Abstract
Purpose:
Melanopsin expressing intrinsically photosensitive retinal ganglion cells (ipRGCs) are thought to provide the retina’s ability to measure background light intensity (irradiance). In order to determine the extent to which this is true for the sorts of gradual but high amplitude changes in irradiance we experience every day, we developed a new chemogenetic method of specifically and acutely inhibiting ipRGC activity. Using this technology we were able to ask whether responses to slow irradiance ramps in the primary visual thalamus (dorsal Lateral Geniculate Nucleus; dLGN) of mice were driven by ipRGCs.
Methods:
Melanopsin-Cre mice were intravitreally injected with a Cre-recombinase-dependent viral vector to express engineered inhibitory Designer Receptors Exclusively Activated by Designer Drugs (DREADD) receptors in ipRGCs. DREADD receptors, derived from a muscarinic Gi-coupled GPCR (hM4Di), lost the ability to bind to natural ligands but are potently activated by otherwise biologically inert drug, clozapine-N oxide (CNO) (Armbruster et al, 2007.PNAS).
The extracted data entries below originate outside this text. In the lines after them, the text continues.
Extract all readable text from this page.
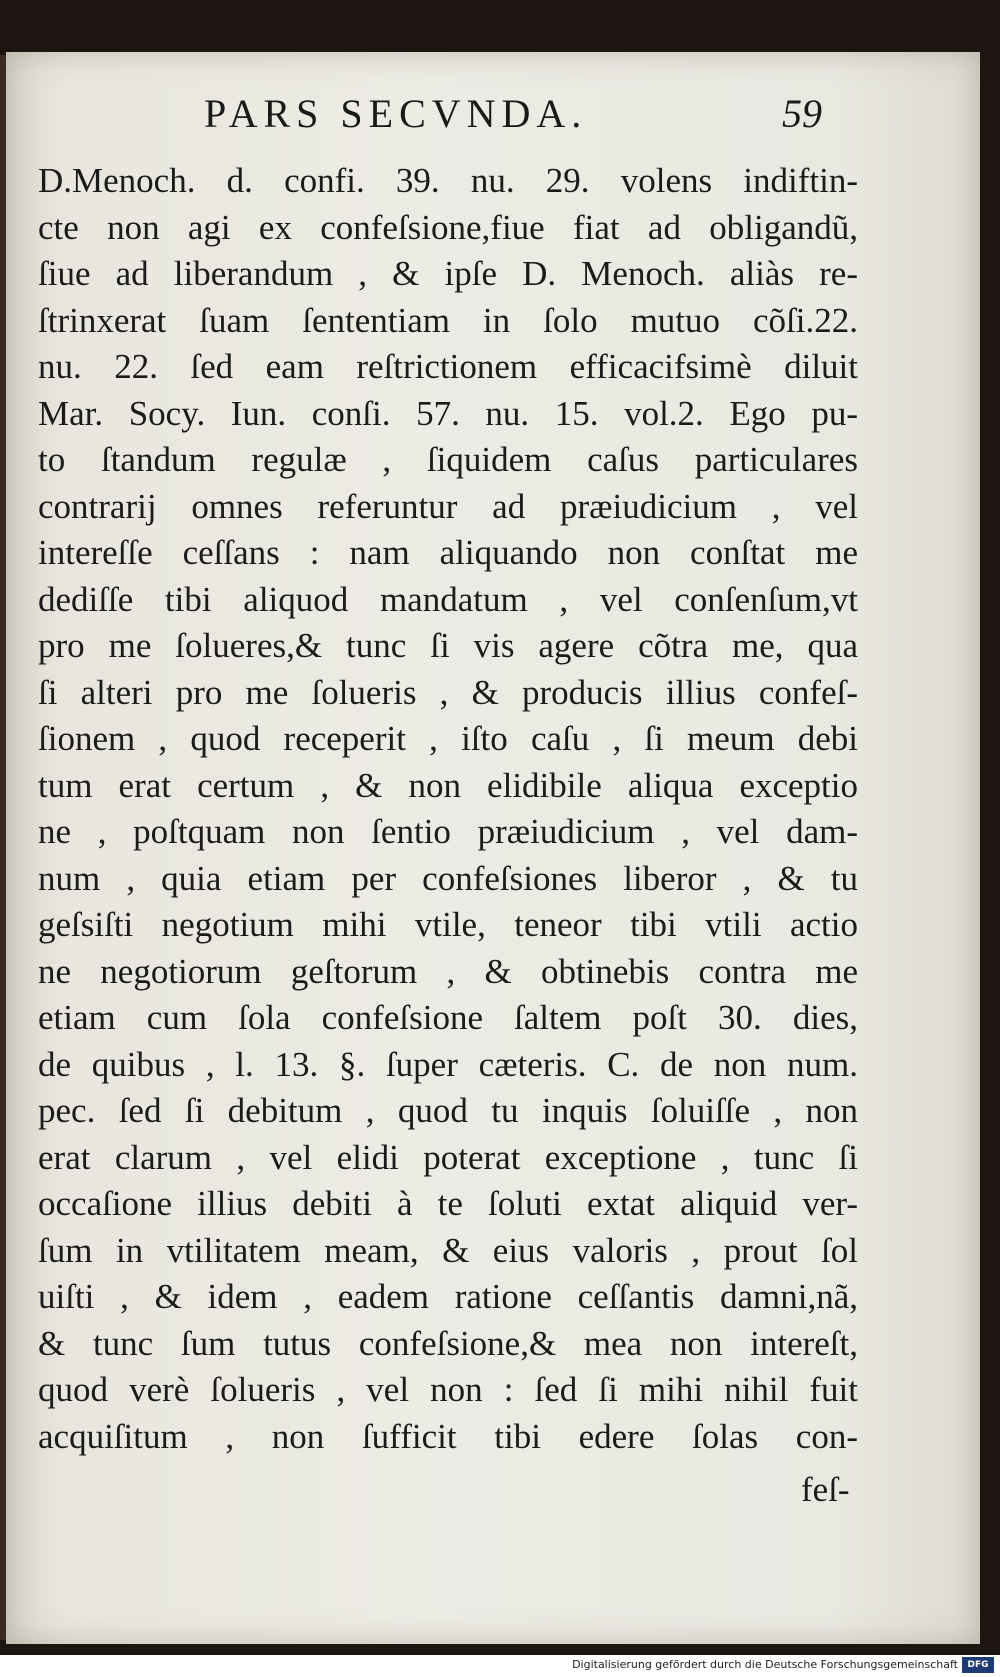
PARS SECVNDA.	59
D.Menoch. d. confi. 39. nu. 29. volens indiftin-
cte non agi ex confeſsione,fiue fiat ad obligandũ,
ſiue ad liberandum , & ipſe D. Menoch. aliàs re-
ſtrinxerat ſuam ſententiam in ſolo mutuo cõſi.22.
nu. 22. ſed eam reſtrictionem efficacifsimè diluit
Mar. Socy. Iun. conſi. 57. nu. 15. vol.2. Ego pu-
to ſtandum regulæ , ſiquidem caſus particulares
contrarij omnes referuntur ad præiudicium , vel
intereſſe ceſſans : nam aliquando non conſtat me
dediſſe tibi aliquod mandatum , vel conſenſum,vt
pro me ſolueres,& tunc ſi vis agere cõtra me, qua
ſi alteri pro me ſolueris , & producis illius confeſ-
ſionem , quod receperit , iſto caſu , ſi meum debi
tum erat certum , & non elidibile aliqua exceptio
ne , poſtquam non ſentio præiudicium , vel dam-
num , quia etiam per confeſsiones liberor , & tu
geſsiſti negotium mihi vtile, teneor tibi vtili actio
ne negotiorum geſtorum , & obtinebis contra me
etiam cum ſola confeſsione ſaltem poſt 30. dies,
de quibus , l. 13. §. ſuper cæteris. C. de non num.
pec. ſed ſi debitum , quod tu inquis ſoluiſſe , non
erat clarum , vel elidi poterat exceptione , tunc ſi
occaſione illius debiti à te ſoluti extat aliquid ver-
ſum in vtilitatem meam, & eius valoris , prout ſol
uiſti , & idem , eadem ratione ceſſantis damni,nã,
& tunc ſum tutus confeſsione,& mea non intereſt,
quod verè ſolueris , vel non : ſed ſi mihi nihil fuit
acquiſitum , non ſufficit tibi edere ſolas con-
feſ-
Digitalisierung gefördert durch die Deutsche Forschungsgemeinschaft	DFG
Expression of hM4Di was tested by immunohistochemistry staining. To test whether hM4Di receptors were able to suppress ipRGC activity, we assessed the impact of CNO on the pupil light reflex. These mice were then used for recording irradiance responses in the dLGN.
Results:
Immunohistochemistry of retinas revealed expression of hM4Di receptors restricted to ipRGCs. Pupillometry screen confirmed that CNO selectively inhibits ipRGCs in vivo as systemic administration of the drug reduced the magnitude of pupil constriction following light exposure of hM4Di treated eyes, but not control eyes. These mice that exhibited successful chemogenetic manipulation of ipRGCs were then used in electrophysiological recordings. Slow irradiance ramps induced widespread increases in firing across neurones in the dLGN. This was significantly disrupted by systemic administration of CNO in hM4Di mice, but not in the control mice that lacked hM4Di expression.
Conclusions:
These data indicate that the ability of neurons in the dLGN to track slow changes in irradiance originate with ipRGCs, the small class of ganglion cell specialised for extracting such information. The chemogenetic manipulation that we employ is a useful tool for selectively modulating retinal circuitry.